If I might be excused for posting here as an "outsider", because I'm not a MasmBasic user, here are my thoughts concerning this ... not sure whether to call it a utility, a facility, a programming environment or what. Anyhow:
First of all, even though I've never used it, I've seen enough of Jochen's postings on it to be very, very impressed by it simply as a programming project in and of itself. It's quite an edifice, with seemingly endless functionality. It's obviously a useful tool, since you can use it to construct actual Win32 programs that do all sorts of things. And on top of everything, it's just idiosyncratic enough to show some endearing quirks (could you ever imagine a Micro$oft IDE that looks like MasmBasic?). So that's all good.
But I'll probably never use it. First of all, despite it being able to construct programs in a very few lines of code, it still has a somewhat steep learning curve: what are all those bells and whistles, anyhow? All those mysterious "$"-named functions and macros and things that magically transform into other things. They're documented, apparently pretty completely, but I've looked through the docs and I still find it hard to actually find information about what, specifically, all the arguments to "Deb" do.
But more than anything, I'm a bit put off by its being kind of an automated toaster kind of ... programming environment. One where so much of what actually happens in the program goes on "behind the scenes" (which, after all, is what the original BASIC was all about, insulating the programmer from all those messy details). I can see how people would want to be spared all that stuff, but I guess I actually like grappling with those messy details.

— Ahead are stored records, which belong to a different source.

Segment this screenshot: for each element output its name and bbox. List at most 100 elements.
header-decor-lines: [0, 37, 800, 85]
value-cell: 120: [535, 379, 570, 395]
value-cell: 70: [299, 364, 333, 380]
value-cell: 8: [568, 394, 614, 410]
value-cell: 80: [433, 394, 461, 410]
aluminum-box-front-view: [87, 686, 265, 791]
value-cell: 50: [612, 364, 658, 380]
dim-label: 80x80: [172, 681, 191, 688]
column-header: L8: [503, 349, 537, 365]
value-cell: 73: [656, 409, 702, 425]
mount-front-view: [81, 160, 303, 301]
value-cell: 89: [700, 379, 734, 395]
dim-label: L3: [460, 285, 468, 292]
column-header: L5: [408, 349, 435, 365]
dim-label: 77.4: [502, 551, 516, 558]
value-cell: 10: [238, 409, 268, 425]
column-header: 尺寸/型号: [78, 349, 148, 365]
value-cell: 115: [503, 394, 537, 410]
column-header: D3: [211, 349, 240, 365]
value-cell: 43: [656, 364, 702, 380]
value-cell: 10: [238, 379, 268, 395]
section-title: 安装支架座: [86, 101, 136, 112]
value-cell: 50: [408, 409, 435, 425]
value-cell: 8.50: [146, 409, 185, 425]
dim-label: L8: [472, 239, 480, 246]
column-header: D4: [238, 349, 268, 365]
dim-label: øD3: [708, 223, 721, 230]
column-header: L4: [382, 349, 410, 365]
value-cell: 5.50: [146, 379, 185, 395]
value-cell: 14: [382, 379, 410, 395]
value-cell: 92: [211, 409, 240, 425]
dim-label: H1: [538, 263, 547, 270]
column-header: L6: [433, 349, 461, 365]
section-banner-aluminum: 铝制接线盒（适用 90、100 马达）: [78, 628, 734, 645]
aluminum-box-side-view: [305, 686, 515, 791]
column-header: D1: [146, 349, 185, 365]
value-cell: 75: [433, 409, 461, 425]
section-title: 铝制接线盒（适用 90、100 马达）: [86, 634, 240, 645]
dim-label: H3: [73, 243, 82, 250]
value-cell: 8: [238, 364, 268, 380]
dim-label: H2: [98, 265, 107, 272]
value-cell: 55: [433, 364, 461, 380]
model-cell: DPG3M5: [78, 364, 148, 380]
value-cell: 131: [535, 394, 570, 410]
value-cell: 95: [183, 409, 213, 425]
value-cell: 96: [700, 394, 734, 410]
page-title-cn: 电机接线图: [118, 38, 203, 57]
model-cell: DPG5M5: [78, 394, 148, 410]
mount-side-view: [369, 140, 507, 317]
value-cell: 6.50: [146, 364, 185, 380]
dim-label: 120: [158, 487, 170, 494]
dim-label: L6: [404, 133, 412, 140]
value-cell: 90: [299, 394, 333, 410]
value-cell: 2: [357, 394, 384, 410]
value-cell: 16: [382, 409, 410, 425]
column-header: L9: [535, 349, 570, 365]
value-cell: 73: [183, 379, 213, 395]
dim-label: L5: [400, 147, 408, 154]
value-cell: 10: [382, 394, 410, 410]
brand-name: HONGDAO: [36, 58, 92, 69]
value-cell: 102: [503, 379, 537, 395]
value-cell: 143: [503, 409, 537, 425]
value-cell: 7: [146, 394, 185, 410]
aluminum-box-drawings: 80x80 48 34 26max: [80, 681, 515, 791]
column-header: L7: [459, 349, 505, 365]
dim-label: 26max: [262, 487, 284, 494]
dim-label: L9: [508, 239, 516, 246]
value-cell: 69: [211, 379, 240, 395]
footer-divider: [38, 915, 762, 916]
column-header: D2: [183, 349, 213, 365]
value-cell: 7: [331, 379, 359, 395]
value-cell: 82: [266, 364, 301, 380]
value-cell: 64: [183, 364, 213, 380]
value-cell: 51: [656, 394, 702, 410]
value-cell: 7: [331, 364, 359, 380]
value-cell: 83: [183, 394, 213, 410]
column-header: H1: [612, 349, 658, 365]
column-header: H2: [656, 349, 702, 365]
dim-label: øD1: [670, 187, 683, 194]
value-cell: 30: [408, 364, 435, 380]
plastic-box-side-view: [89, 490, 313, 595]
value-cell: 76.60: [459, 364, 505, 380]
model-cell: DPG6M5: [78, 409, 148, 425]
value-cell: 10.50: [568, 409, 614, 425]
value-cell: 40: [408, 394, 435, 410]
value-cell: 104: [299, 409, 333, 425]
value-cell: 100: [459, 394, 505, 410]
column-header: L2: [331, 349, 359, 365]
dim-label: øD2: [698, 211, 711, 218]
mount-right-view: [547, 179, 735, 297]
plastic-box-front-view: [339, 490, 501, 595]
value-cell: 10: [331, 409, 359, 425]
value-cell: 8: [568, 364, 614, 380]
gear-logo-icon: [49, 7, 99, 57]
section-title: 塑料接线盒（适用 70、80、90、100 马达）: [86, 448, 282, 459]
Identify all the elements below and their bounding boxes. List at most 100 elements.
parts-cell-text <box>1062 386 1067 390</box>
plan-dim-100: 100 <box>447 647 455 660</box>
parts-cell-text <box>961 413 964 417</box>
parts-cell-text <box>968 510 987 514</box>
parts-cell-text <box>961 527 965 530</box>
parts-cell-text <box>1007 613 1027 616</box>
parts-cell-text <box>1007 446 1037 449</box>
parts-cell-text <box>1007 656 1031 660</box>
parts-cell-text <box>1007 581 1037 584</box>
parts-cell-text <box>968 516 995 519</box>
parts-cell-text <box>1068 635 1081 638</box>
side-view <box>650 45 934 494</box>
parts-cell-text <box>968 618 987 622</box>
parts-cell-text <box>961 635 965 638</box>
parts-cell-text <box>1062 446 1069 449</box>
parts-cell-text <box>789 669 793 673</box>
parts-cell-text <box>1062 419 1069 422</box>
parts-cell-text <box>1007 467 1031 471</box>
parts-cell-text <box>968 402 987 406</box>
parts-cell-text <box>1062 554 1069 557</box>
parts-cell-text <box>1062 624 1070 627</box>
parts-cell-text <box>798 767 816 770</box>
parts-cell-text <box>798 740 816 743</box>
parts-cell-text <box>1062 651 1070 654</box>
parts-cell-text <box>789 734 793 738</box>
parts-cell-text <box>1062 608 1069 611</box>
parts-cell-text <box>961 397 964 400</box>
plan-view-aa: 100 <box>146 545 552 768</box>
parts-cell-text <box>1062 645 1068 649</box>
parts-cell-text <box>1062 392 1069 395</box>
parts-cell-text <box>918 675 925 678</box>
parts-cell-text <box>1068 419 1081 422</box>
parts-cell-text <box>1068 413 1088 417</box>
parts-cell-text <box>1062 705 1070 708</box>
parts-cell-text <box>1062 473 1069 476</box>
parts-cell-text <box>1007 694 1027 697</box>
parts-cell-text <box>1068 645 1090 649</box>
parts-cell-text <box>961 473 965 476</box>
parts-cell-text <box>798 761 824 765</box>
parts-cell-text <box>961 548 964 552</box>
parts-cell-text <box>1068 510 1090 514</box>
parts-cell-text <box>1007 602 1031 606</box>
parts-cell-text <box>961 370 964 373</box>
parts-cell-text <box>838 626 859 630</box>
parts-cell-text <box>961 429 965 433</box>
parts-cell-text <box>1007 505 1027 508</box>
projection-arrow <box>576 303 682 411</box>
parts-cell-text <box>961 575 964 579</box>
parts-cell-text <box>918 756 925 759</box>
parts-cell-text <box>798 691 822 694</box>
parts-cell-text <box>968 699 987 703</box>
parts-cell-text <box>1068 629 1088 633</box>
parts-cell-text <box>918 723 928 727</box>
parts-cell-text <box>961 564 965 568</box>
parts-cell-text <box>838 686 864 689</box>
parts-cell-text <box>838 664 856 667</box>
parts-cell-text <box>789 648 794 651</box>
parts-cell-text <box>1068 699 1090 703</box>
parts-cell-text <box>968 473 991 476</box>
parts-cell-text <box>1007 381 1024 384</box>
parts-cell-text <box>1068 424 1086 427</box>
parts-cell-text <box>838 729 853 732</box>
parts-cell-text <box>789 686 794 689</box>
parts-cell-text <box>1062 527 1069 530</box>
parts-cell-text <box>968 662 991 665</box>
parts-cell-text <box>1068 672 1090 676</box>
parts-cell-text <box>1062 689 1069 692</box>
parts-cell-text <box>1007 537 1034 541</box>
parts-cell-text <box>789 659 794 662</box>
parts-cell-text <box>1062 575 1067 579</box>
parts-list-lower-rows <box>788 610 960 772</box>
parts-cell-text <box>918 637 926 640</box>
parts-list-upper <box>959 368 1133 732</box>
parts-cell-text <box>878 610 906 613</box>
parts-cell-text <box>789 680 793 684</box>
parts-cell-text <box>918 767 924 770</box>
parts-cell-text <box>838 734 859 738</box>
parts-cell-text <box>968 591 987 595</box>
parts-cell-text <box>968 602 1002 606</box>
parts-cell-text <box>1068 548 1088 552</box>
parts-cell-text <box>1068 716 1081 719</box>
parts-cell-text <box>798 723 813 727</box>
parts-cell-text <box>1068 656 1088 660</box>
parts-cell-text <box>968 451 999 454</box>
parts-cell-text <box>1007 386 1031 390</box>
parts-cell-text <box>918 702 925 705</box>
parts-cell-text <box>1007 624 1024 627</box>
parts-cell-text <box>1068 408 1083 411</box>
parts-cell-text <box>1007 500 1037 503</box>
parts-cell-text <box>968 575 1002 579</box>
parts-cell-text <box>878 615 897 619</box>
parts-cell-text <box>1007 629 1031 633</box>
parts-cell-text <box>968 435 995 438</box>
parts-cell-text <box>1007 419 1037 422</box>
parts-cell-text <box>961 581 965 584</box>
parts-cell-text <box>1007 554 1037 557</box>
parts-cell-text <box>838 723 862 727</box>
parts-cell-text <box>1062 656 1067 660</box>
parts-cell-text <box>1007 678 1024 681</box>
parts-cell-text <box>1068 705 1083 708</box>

It makes me think about where this kind of programming might be headed in the future. I can imagine a day not too far from now when a "program" might be constructed by the following (assuming that "programs" in the future aren't strings of DNA or nanoparticles injected directly into our cerebral cortex or some nightmare scenario like that):
Make a program with a window, oh, about yay by yay [indicates size by moving hands], plain Win512 executable.
I want it to take user input of a table of interstellar travel times and outputs a timetable.
Um, sort it by galaxy. And give me estimated fuel requirements.
Oh, and Siri, let me use it on my WristPad.
OK, make it so.
And bing! out pops a program. Complete with source code in color-tagged format.
I don't know. I'm a hobbyist programmer, not a production code monkey, so I do what gives me pleasure. This wouldn't do that.
Anyhow, curious to see any reactions to this. Like I said, I do admire JJ's creation. Just not my cuppa tea.